The purpose of this article is to teach you how to ‘shop around’.
To illustrate the concept of bookmaker margin, let’s look at a simple example where there are 2 possible outcomes, say a tennis match where either Djokovic or Murray will win
If the two players are evenly matched, the probability of each winning is 50% and this translates to a price of 2.00 on each player. Now, if the bookmaker took bets on both players at a price of 2.00 and there were equal numbers of bets placed on both players then his ‘book’ would look like this:
Contest | Price | Amount Bet (100,000) | Potential Payout |
Novak Djokovic | 2.00 | 50,000 | 100,000 |
Andy Murray | 2.00 | 50,000 | 100,000 |
As you can see, the bookmaker would take bets of 100,000 and payout 100,000. So over time he would clearly go broke! Because he has to pay staff, office, etc.

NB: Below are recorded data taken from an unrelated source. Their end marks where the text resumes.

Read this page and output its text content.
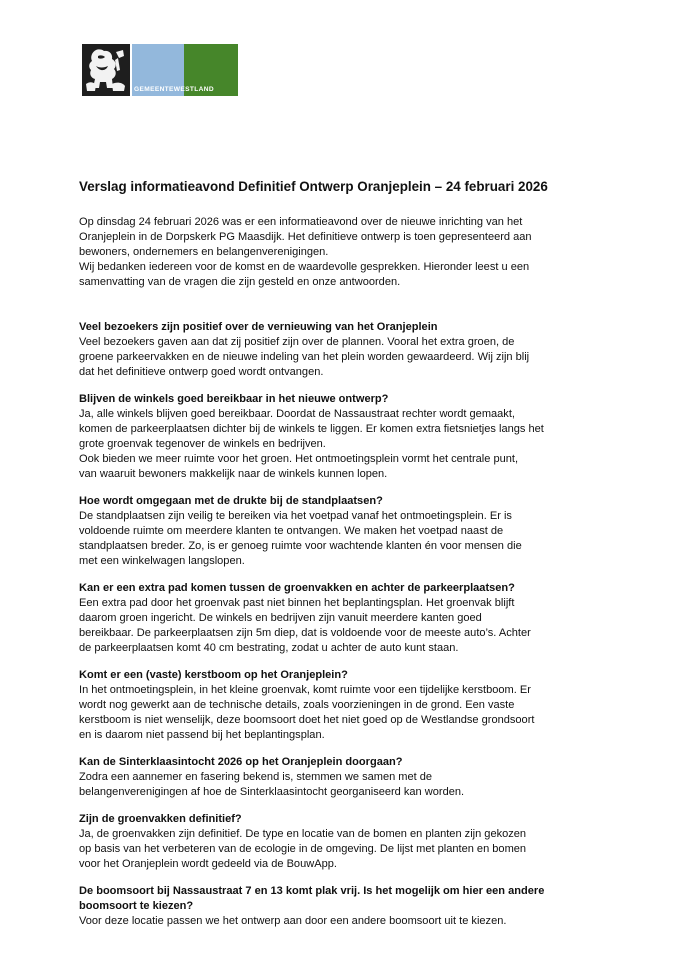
GEMEENTEWESTLAND
Verslag informatieavond Definitief Ontwerp Oranjeplein – 24 februari 2026
Op dinsdag 24 februari 2026 was er een informatieavond over de nieuwe inrichting van het
Oranjeplein in de Dorpskerk PG Maasdijk. Het definitieve ontwerp is toen gepresenteerd aan
bewoners, ondernemers en belangenverenigingen.
Wij bedanken iedereen voor de komst en de waardevolle gesprekken. Hieronder leest u een
samenvatting van de vragen die zijn gesteld en onze antwoorden.

Veel bezoekers zijn positief over de vernieuwing van het Oranjeplein

Veel bezoekers gaven aan dat zij positief zijn over de plannen. Vooral het extra groen, de
groene parkeervakken en de nieuwe indeling van het plein worden gewaardeerd. Wij zijn blij
dat het definitieve ontwerp goed wordt ontvangen.

Blijven de winkels goed bereikbaar in het nieuwe ontwerp?

Ja, alle winkels blijven goed bereikbaar. Doordat de Nassaustraat rechter wordt gemaakt,
komen de parkeerplaatsen dichter bij de winkels te liggen. Er komen extra fietsnietjes langs het
grote groenvak tegenover de winkels en bedrijven.
Ook bieden we meer ruimte voor het groen. Het ontmoetingsplein vormt het centrale punt,
van waaruit bewoners makkelijk naar de winkels kunnen lopen.

Hoe wordt omgegaan met de drukte bij de standplaatsen?

De standplaatsen zijn veilig te bereiken via het voetpad vanaf het ontmoetingsplein. Er is
voldoende ruimte om meerdere klanten te ontvangen. We maken het voetpad naast de
standplaatsen breder. Zo, is er genoeg ruimte voor wachtende klanten én voor mensen die
met een winkelwagen langslopen.

Kan er een extra pad komen tussen de groenvakken en achter de parkeerplaatsen?

Een extra pad door het groenvak past niet binnen het beplantingsplan. Het groenvak blijft
daarom groen ingericht. De winkels en bedrijven zijn vanuit meerdere kanten goed
bereikbaar. De parkeerplaatsen zijn 5m diep, dat is voldoende voor de meeste auto’s. Achter
de parkeerplaatsen komt 40 cm bestrating, zodat u achter de auto kunt staan.

Komt er een (vaste) kerstboom op het Oranjeplein?

In het ontmoetingsplein, in het kleine groenvak, komt ruimte voor een tijdelijke kerstboom. Er
wordt nog gewerkt aan de technische details, zoals voorzieningen in de grond. Een vaste
kerstboom is niet wenselijk, deze boomsoort doet het niet goed op de Westlandse grondsoort
en is daarom niet passend bij het beplantingsplan.

Kan de Sinterklaasintocht 2026 op het Oranjeplein doorgaan?

Zodra een aannemer en fasering bekend is, stemmen we samen met de
belangenverenigingen af hoe de Sinterklaasintocht georganiseerd kan worden.

Zijn de groenvakken definitief?

Ja, de groenvakken zijn definitief. De type en locatie van de bomen en planten zijn gekozen
op basis van het verbeteren van de ecologie in de omgeving. De lijst met planten en bomen
voor het Oranjeplein wordt gedeeld via de BouwApp.

De boomsoort bij Nassaustraat 7 en 13 komt plak vrij. Is het mogelijk om hier een andere
boomsoort te kiezen?

Voor deze locatie passen we het ontwerp aan door een andere boomsoort uit te kiezen.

His solution is to build a margin into his prices. So, using the above example, with changed prices his ‘book’ would look like this:
Contest | Price | Amount Bet (100,000) | Potential Payout |
Novak Djokovic | 1.90 | 50,000 | 90,000 |
Andy Murray | 1.90 | 50,000 | 90,000 |
As you can see, in this example the bookmaker would take bets of 100,000 and payout 90,000. A profit of 10,000.
Of course, there will not be equal betting on every match but the bookmaker takes a long-term view and believes that with a margin in his favour he will make a profit over the long-term.
For you, the sports bettor, the issue is which bookmaker offers the best prices? All the bookmakers are government-licensed and the product is the same (eg Arsenal vs Manchester United) so price is very significant when deciding where to bet.
Let’s use a typical Premier League match as an example and calculate two bookmaker margins on home-draw-away (1X2) prices.
The conversion of a bookmaker price to a % is achieved by dividing 100 by the price.
For example, 100 ÷ 2.00 = 50%, 100 ÷ 5.00 = 20% and so on. Using this logic we can now check how competitive bookmakers are when compared to each other:
Selection | Bookie #1 | % | Bookie #2 | % | Bookie #3 | % |
Leicester | 2.00 | 50.0% | 2.10 | 47.60% | 1.95 | 51.30% |
Draw | 3.00 | 33.3% | 3.00 | 33.30% | 3.00 | 33.30% |
Liverpool | 4.00 | 25.0% | 4.05 | 24.70% | 4.00 | 25% |
108.3% | 105.60% | 109.60% |
As you can see, the smaller the bookmaker percentage (margin) the better the prices.
This same simple calculation logic can be applied to sports betting prices on any event to compare one sports betting company with one another to find out which is more competitive on prices!
So be sure to shop around, do some simple calculations and ensure you’re not being ripped off by your sports betting provider!